LA TRIBUNE - Vous jetez en regard à la fois cru et inquiet sur l'avenir du textile fabriqué en France. Quel est l'état de la filière en 2024 ?
GUILLAUME GIBAULT - La situation est préoccupante, tant au niveau des fabricants de textile que des entreprises de confection. Aujourd'hui, seulement 3% de l'habillement acheté en France, représentant un volume d'affaires total d'environ 3 milliards d'euros, est effectivement fabriqué dans l'Hexagone.
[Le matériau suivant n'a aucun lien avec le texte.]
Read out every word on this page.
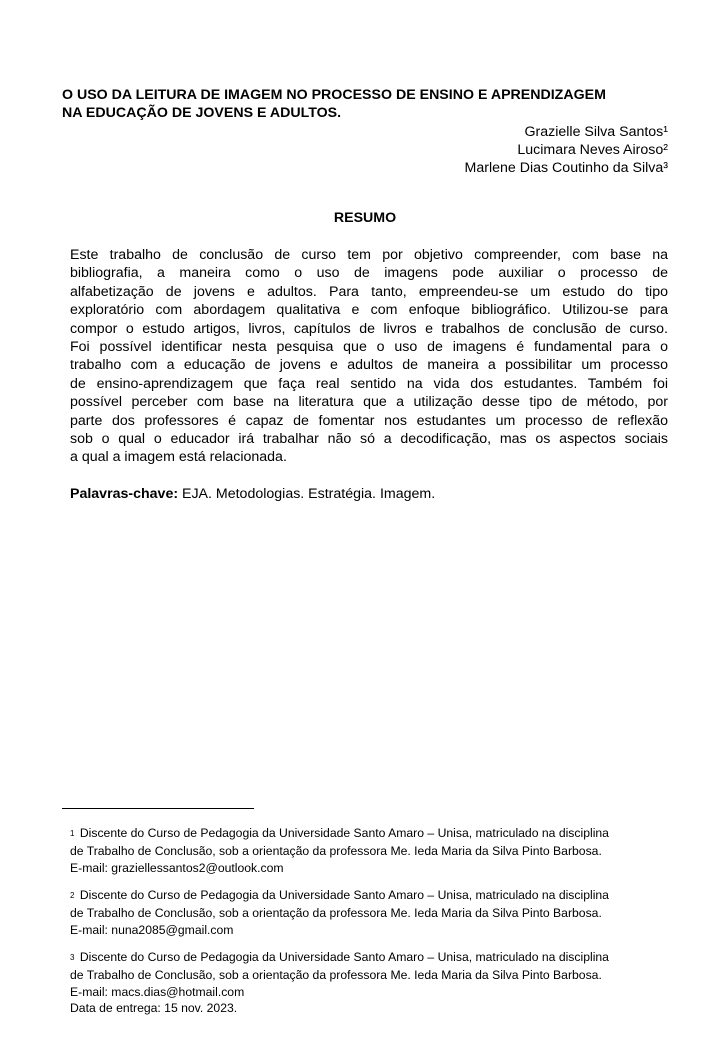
O USO DA LEITURA DE IMAGEM NO PROCESSO DE ENSINO E APRENDIZAGEM
NA EDUCAÇÃO DE JOVENS E ADULTOS.
Grazielle Silva Santos¹
Lucimara Neves Airoso²
Marlene Dias Coutinho da Silva³
RESUMO
Este trabalho de conclusão de curso tem por objetivo compreender, com base na
bibliografia, a maneira como o uso de imagens pode auxiliar o processo de
alfabetização de jovens e adultos. Para tanto, empreendeu-se um estudo do tipo
exploratório com abordagem qualitativa e com enfoque bibliográfico. Utilizou-se para
compor o estudo artigos, livros, capítulos de livros e trabalhos de conclusão de curso.
Foi possível identificar nesta pesquisa que o uso de imagens é fundamental para o
trabalho com a educação de jovens e adultos de maneira a possibilitar um processo
de ensino-aprendizagem que faça real sentido na vida dos estudantes. Também foi
possível perceber com base na literatura que a utilização desse tipo de método, por
parte dos professores é capaz de fomentar nos estudantes um processo de reflexão
sob o qual o educador irá trabalhar não só a decodificação, mas os aspectos sociais
a qual a imagem está relacionada.
Palavras-chave: EJA. Metodologias. Estratégia. Imagem.
1 Discente do Curso de Pedagogia da Universidade Santo Amaro – Unisa, matriculado na disciplina
de Trabalho de Conclusão, sob a orientação da professora Me. Ieda Maria da Silva Pinto Barbosa.
E-mail: graziellessantos2@outlook.com
2 Discente do Curso de Pedagogia da Universidade Santo Amaro – Unisa, matriculado na disciplina
de Trabalho de Conclusão, sob a orientação da professora Me. Ieda Maria da Silva Pinto Barbosa.
E-mail: nuna2085@gmail.com
3 Discente do Curso de Pedagogia da Universidade Santo Amaro – Unisa, matriculado na disciplina
de Trabalho de Conclusão, sob a orientação da professora Me. Ieda Maria da Silva Pinto Barbosa.
E-mail: macs.dias@hotmail.com
Data de entrega: 15 nov. 2023.
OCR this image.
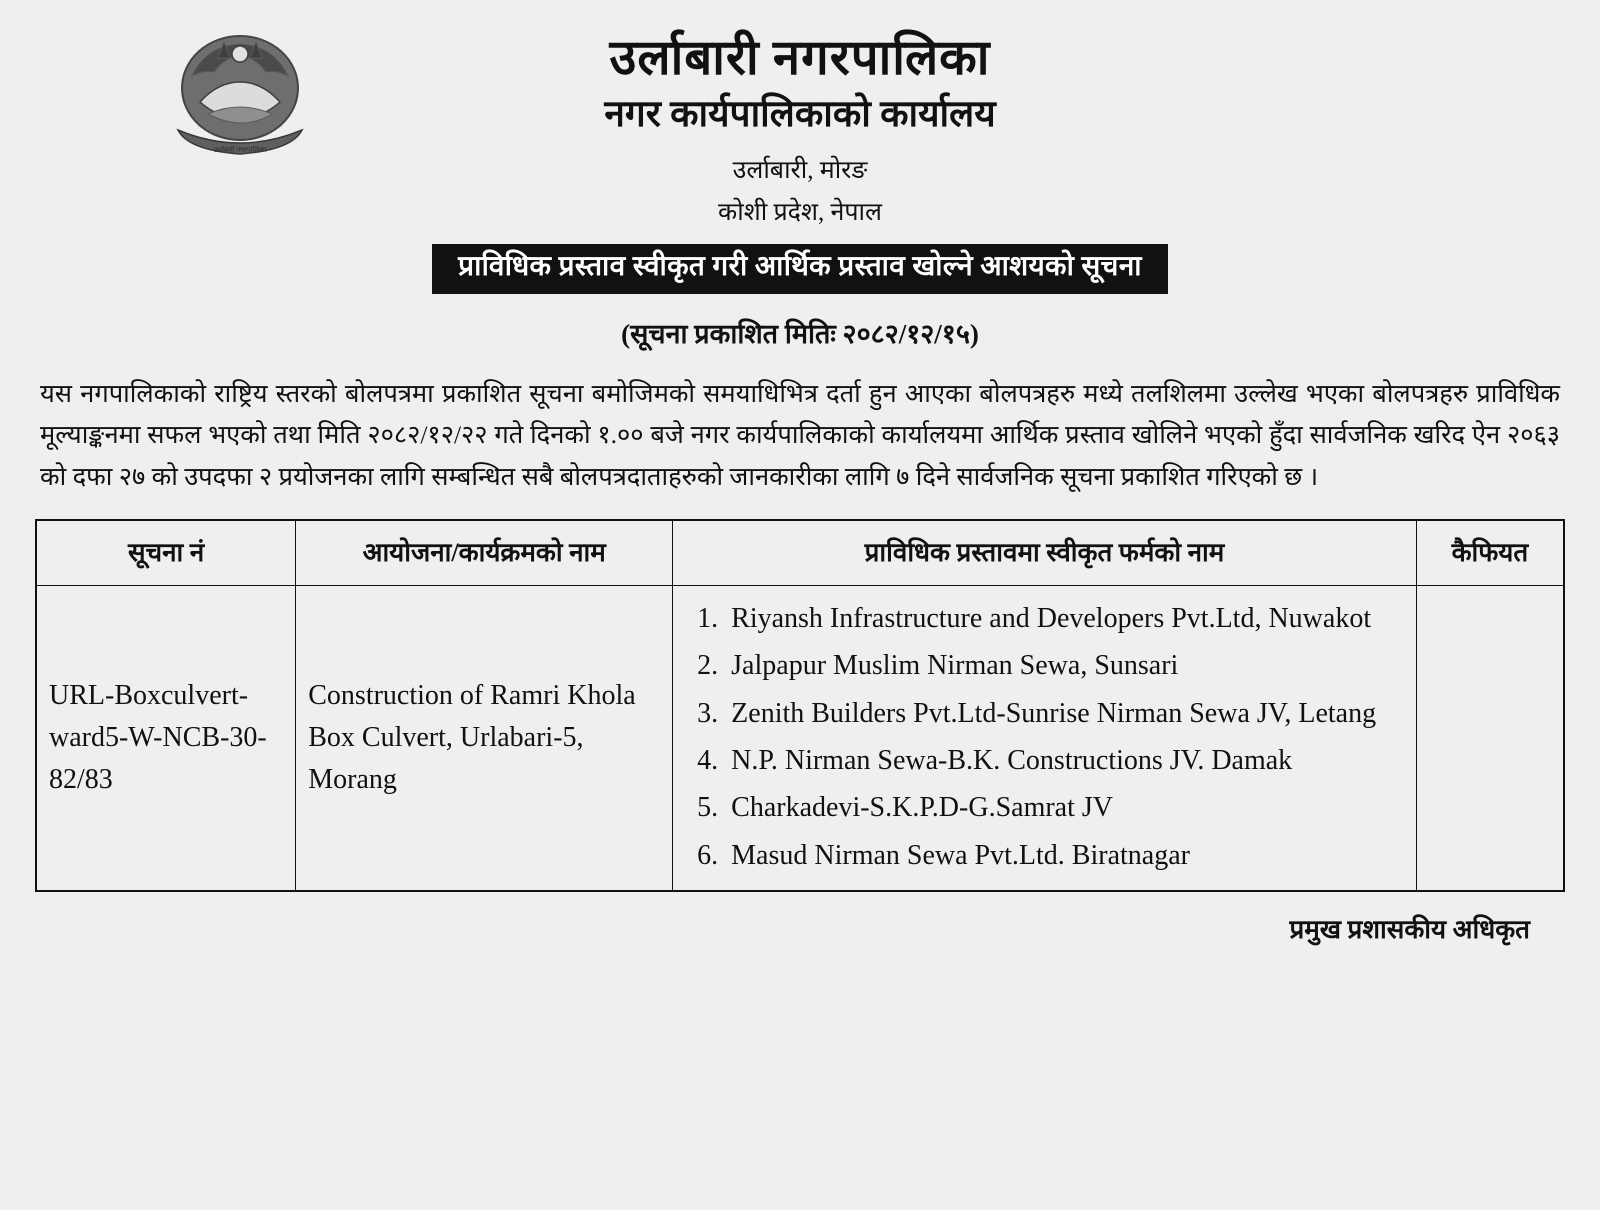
उर्लाबारी नगरपालिका
उर्लाबारी नगरपालिका
नगर कार्यपालिकाको कार्यालय
उर्लाबारी, मोरङ
कोशी प्रदेश, नेपाल
प्राविधिक प्रस्ताव स्वीकृत गरी आर्थिक प्रस्ताव खोल्ने आशयको सूचना
(सूचना प्रकाशित मितिः २०८२/१२/१५)
यस नगपालिकाको राष्ट्रिय स्तरको बोलपत्रमा प्रकाशित सूचना बमोजिमको समयाधिभित्र दर्ता हुन आएका बोलपत्रहरु मध्ये तलशिलमा उल्लेख भएका बोलपत्रहरु प्राविधिक मूल्याङ्कनमा सफल भएको तथा मिति २०८२/१२/२२ गते दिनको १.०० बजे नगर कार्यपालिकाको कार्यालयमा आर्थिक प्रस्ताव खोलिने भएको हुँदा सार्वजनिक खरिद ऐन २०६३ को दफा २७ को उपदफा २ प्रयोजनका लागि सम्बन्धित सबै बोलपत्रदाताहरुको जानकारीका लागि ७ दिने सार्वजनिक सूचना प्रकाशित गरिएको छ ।
सूचना नं	आयोजना/कार्यक्रमको नाम	प्राविधिक प्रस्तावमा स्वीकृत फर्मको नाम	कैफियत
URL-Boxculvert-ward5-W-NCB-30-82/83	Construction of Ramri Khola Box Culvert, Urlabari-5, Morang	
1. Riyansh Infrastructure and Developers Pvt.Ltd, Nuwakot
2. Jalpapur Muslim Nirman Sewa, Sunsari
3. Zenith Builders Pvt.Ltd-Sunrise Nirman Sewa JV, Letang
4. N.P. Nirman Sewa-B.K. Constructions JV. Damak
5. Charkadevi-S.K.P.D-G.Samrat JV
6. Masud Nirman Sewa Pvt.Ltd. Biratnagar

प्रमुख प्रशासकीय अधिकृत
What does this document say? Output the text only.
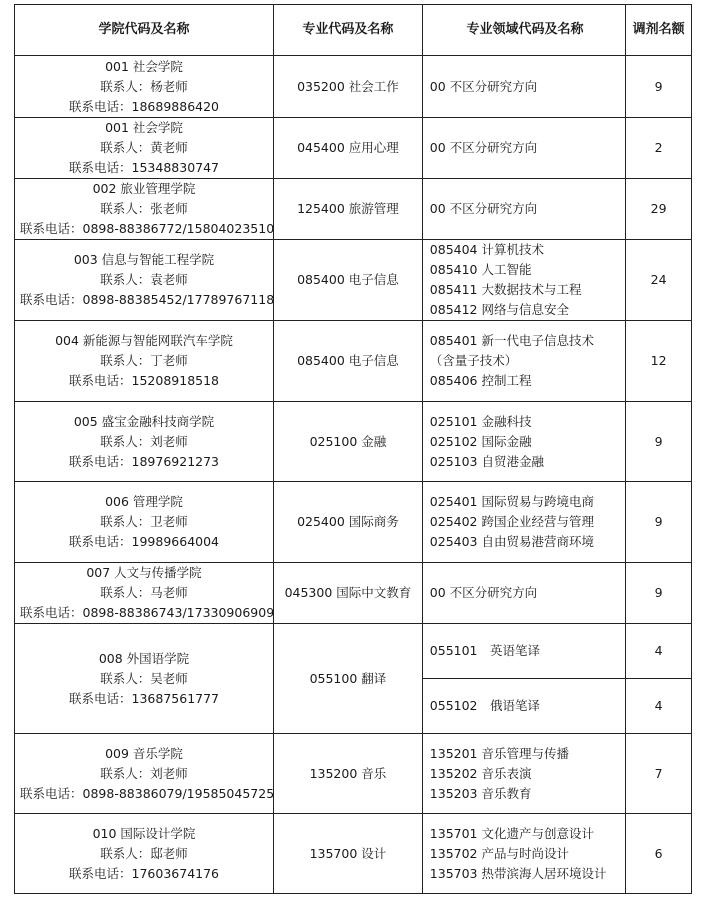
学院代码及名称	专业代码及名称	专业领域代码及名称	调剂名额

001 社会学院
联系人：杨老师
联系电话：18689886420	035200 社会工作	00 不区分研究方向	9

001 社会学院
联系人：黄老师
联系电话：15348830747	045400 应用心理	00 不区分研究方向	2

002 旅业管理学院
联系人：张老师
联系电话：0898-88386772/15804023510	125400 旅游管理	00 不区分研究方向	29

003 信息与智能工程学院
联系人：袁老师
联系电话：0898-88385452/17789767118	085400 电子信息	085404 计算机技术
085410 人工智能
085411 大数据技术与工程
085412 网络与信息安全	24

004 新能源与智能网联汽车学院
联系人：丁老师
联系电话：15208918518	085400 电子信息	085401 新一代电子信息技术
（含量子技术）
085406 控制工程	12

005 盛宝金融科技商学院
联系人：刘老师
联系电话：18976921273	025100 金融	025101 金融科技
025102 国际金融
025103 自贸港金融	9

006 管理学院
联系人：卫老师
联系电话：19989664004	025400 国际商务	025401 国际贸易与跨境电商
025402 跨国企业经营与管理
025403 自由贸易港营商环境	9

007 人文与传播学院
联系人：马老师
联系电话：0898-88386743/17330906909	045300 国际中文教育	00 不区分研究方向	9

008 外国语学院
联系人：吴老师
联系电话：13687561777	055100 翻译	055101　英语笔译	4

		055102　俄语笔译	4

009 音乐学院
联系人：刘老师
联系电话：0898-88386079/19585045725	135200 音乐	135201 音乐管理与传播
135202 音乐表演
135203 音乐教育	7

010 国际设计学院
联系人：邸老师
联系电话：17603674176	135700 设计	135701 文化遗产与创意设计
135702 产品与时尚设计
135703 热带滨海人居环境设计	6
Ce constat se traduit notamment par une perte de 80 à 85% des effectifs du textile en trois décennies. La filière, qui employait encore 600.000 collaborateurs en 1990, en compte désormais 100.000 en 2024. Sans prise de conscience et rebond, elle pourrait à terme se réduire encore.
Quelles sont les raisons de cette chute spectaculaire ?
Deux phénomènes ont entraîné cette dégringolade. Le principal responsable de cette hémorragie est évidemment le prix de la main-d'œuvre en France pour l'industrie textile, où elle représente entre 50 et 60% des coûts totaux. Alors que le Smic est à 1.700 euros brut dans l'Hexagone, un ouvrier chinois touchait environ 900 euros par mois en 2023. Conséquence, les marques hexagonales de vêtements ont petit à petit délocalisé leurs productions, d'abord en Europe de l'Est, puis au Maghreb, enfin en Asie, au Vietnam, au Bangladesh et en Chine notamment.